Monday, September 2, 2013

The "Foolproof Four"

Hello, all!  I thought it might be fun to start a blog as a way of sharing and keeping track of what we're up to these days.  Especially when it comes to gardening!  I started a journal this spring, but of course I lost it months ago.  It should prove harder to lose a website..

For our inaugural post, I thought I'd fill you all in on our supercool mushroom-hunting adventures.  For those of you who don't know, the two of us joined the Snohomish County Mycological Society last fall, and we've had a great time traipsing around the woods out here, seeing what we could see.  There's a lot to learn, but we are excited by just how much more experience we've gained over the past year!

Last weekend we found a huge cluster of Chicken of the Woods (Laetiporus sulphureus) that weighed 15.8 pounds!  It's taking up a huge amount of space in our freezer right now.  Anyway, it's a spongy, shelf-like fungus of shocking neon orange and yellow hues.  Apparently it's known as one of the "Foolproof Four" mushrooms, since it's nearly impossible to misidentify, and it's tasty and edible. (More on the "four" in a bit).

It has a firm texture that really makes it a great substitute for chicken in recipes.  I've made a chicken parmesan with it with great success, and Joe's aunt Mary Kay put some in a King Casserole that she said was excellent.

Next, by the roadside, we found some Lycoperdon perlatum, or Gem-studded Puffballs.  Number two of the Foolproof Four!  

Mature puffballs are really fun to find, since they emit clouds of green spores when stomped upon.
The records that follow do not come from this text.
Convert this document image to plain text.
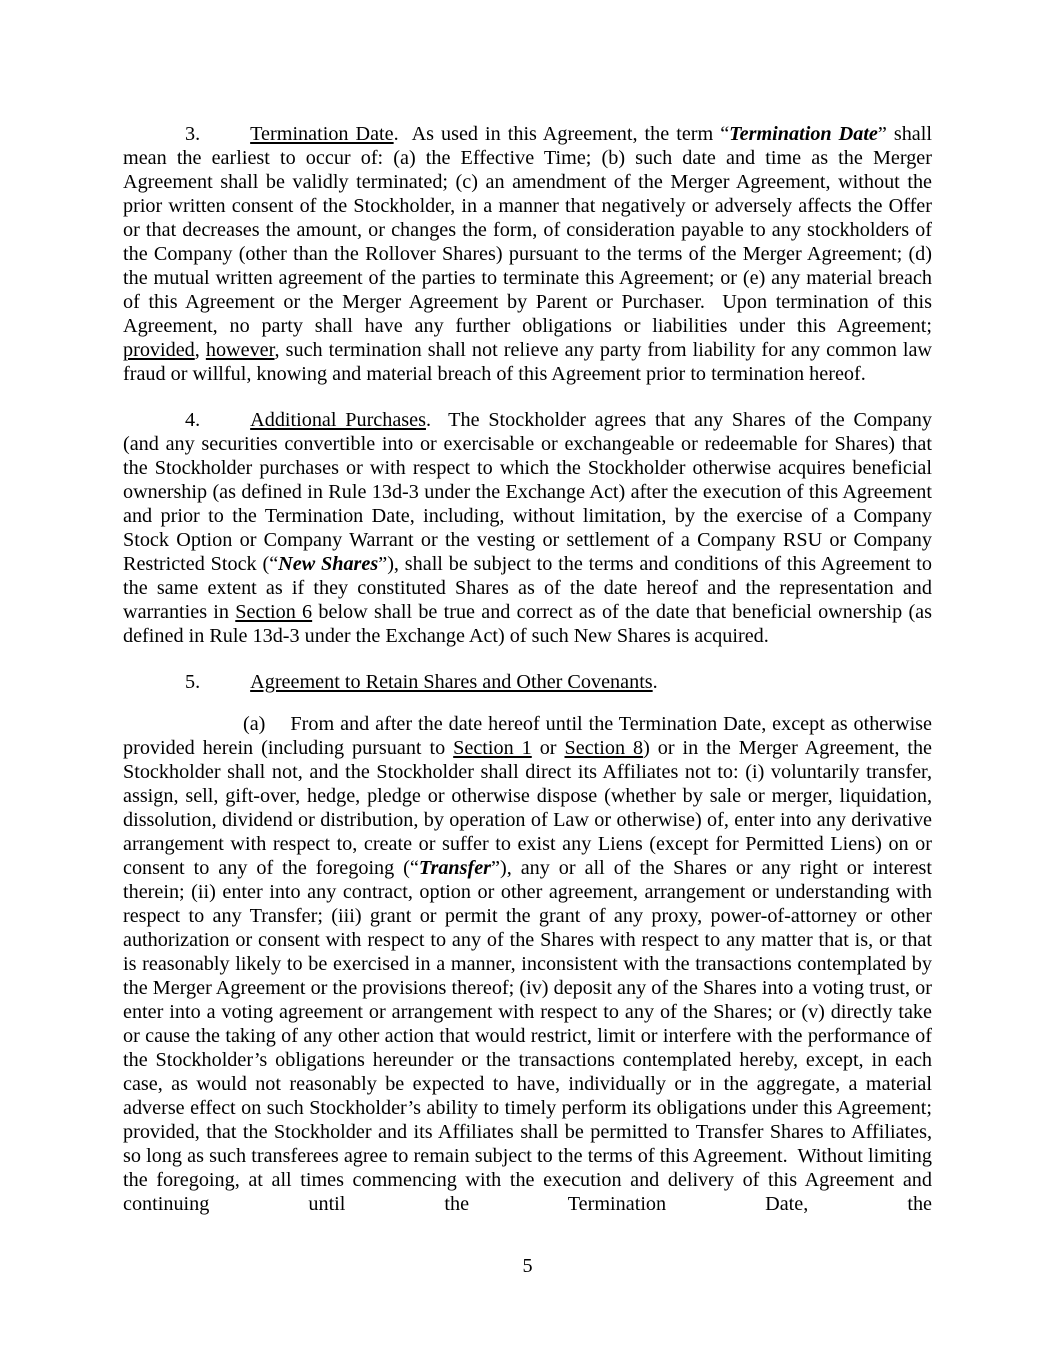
3. Termination Date.  As used in this Agreement, the term “Termination Date” shall mean the earliest to occur of: (a) the Effective Time; (b) such date and time as the Merger Agreement shall be validly terminated; (c) an amendment of the Merger Agreement, without the prior written consent of the Stockholder, in a manner that negatively or adversely affects the Offer or that decreases the amount, or changes the form, of consideration payable to any stockholders of the Company (other than the Rollover Shares) pursuant to the terms of the Merger Agreement; (d) the mutual written agreement of the parties to terminate this Agreement; or (e) any material breach of this Agreement or the Merger Agreement by Parent or Purchaser.  Upon termination of this Agreement, no party shall have any further obligations or liabilities under this Agreement; provided, however, such termination shall not relieve any party from liability for any common law fraud or willful, knowing and material breach of this Agreement prior to termination hereof.

4. Additional Purchases.  The Stockholder agrees that any Shares of the Company (and any securities convertible into or exercisable or exchangeable or redeemable for Shares) that the Stockholder purchases or with respect to which the Stockholder otherwise acquires beneficial ownership (as defined in Rule 13d-3 under the Exchange Act) after the execution of this Agreement and prior to the Termination Date, including, without limitation, by the exercise of a Company Stock Option or Company Warrant or the vesting or settlement of a Company RSU or Company Restricted Stock (“New Shares”), shall be subject to the terms and conditions of this Agreement to the same extent as if they constituted Shares as of the date hereof and the representation and warranties in Section 6 below shall be true and correct as of the date that beneficial ownership (as defined in Rule 13d-3 under the Exchange Act) of such New Shares is acquired.

5. Agreement to Retain Shares and Other Covenants.

(a) From and after the date hereof until the Termination Date, except as otherwise provided herein (including pursuant to Section 1 or Section 8) or in the Merger Agreement, the Stockholder shall not, and the Stockholder shall direct its Affiliates not to: (i) voluntarily transfer, assign, sell, gift-over, hedge, pledge or otherwise dispose (whether by sale or merger, liquidation, dissolution, dividend or distribution, by operation of Law or otherwise) of, enter into any derivative arrangement with respect to, create or suffer to exist any Liens (except for Permitted Liens) on or consent to any of the foregoing (“Transfer”), any or all of the Shares or any right or interest therein; (ii) enter into any contract, option or other agreement, arrangement or understanding with respect to any Transfer; (iii) grant or permit the grant of any proxy, power-of-attorney or other authorization or consent with respect to any of the Shares with respect to any matter that is, or that is reasonably likely to be exercised in a manner, inconsistent with the transactions contemplated by the Merger Agreement or the provisions thereof; (iv) deposit any of the Shares into a voting trust, or enter into a voting agreement or arrangement with respect to any of the Shares; or (v) directly take or cause the taking of any other action that would restrict, limit or interfere with the performance of the Stockholder’s obligations hereunder or the transactions contemplated hereby, except, in each case, as would not reasonably be expected to have, individually or in the aggregate, a material adverse effect on such Stockholder’s ability to timely perform its obligations under this Agreement; provided, that the Stockholder and its Affiliates shall be permitted to Transfer Shares to Affiliates, so long as such transferees agree to remain subject to the terms of this Agreement.  Without limiting the foregoing, at all times commencing with the execution and delivery of this Agreement and continuing until the Termination Date, the

5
However, they're only edible when they're really young and the inside is still pure white.  I added them to the chicken of the woods parmesan and they tasted ok, not terrific, but not bad, either.

We've been looking forward to the fall season in order to find one of the Northwest's most famous tasty mushrooms: the chanterelle.  Although it's supposedly another of the foolproofs, it's consistently shaken us off its trail for the past year.  They're supposed to be easy to identify by their vaselike shape and "false gills": instead of having little flaps for gills, they just have ridges that run on their undersides.  They are known to have a really delicious flavor, sometimes described as floral or reminiscent of apricots, so I've really been eager to find some.

Finally we came across these guys.  Vaselike shape?  Check.  Ridges instead of gills?  Check!  I was so excited, I went out and bought all sorts of ingredients to cook them up.

Sadly, after bringing them home, we figured out that while they ARE chanterelles, they are Scaly Chanterelles (Gomphus floccosus) which, according to Wikipedia, "though mild tasting, cause gastrointestinal symptoms of nausea, vomiting and diarrhea when consumed."  Great.

Undeterred, this weekend made another excursion to a different part of the mountains near Verlot.  We kept finding all of these weird, rubbery, yellow-orange buttons (baby mushrooms) in the path; we dug some up, hoping to id them later.  Under a stump, I saw more of the same color.  After a tiny bit of digging, I shrieked!  Just like the pictures in the guidebooks, Cantharellus cibarius, or A GOLDEN CHANTERELLE!  There was no mistaking it; it was foolproof!

I don't have any pictures of the "chanties," sadly, but I do have a picture of what we did with them!

A delicious cream-based pasta with green beans from the garden and the long-sought-after chanterelles.

To sum up our last two weeks: three out of four ain't bad!

1 comment:

  1. Yay for mushrooms and yay for a blog! I'm excited to keep reading about your "boring" life in the great state of WAaah. :) We hiked some up the Happy Hollow tube run path today and saw some mushrooms on a tree. Of course that made me think of you. Keep taking pictures all the time and you'll never run out of things to blog. That's my secret to keeping up with blogging.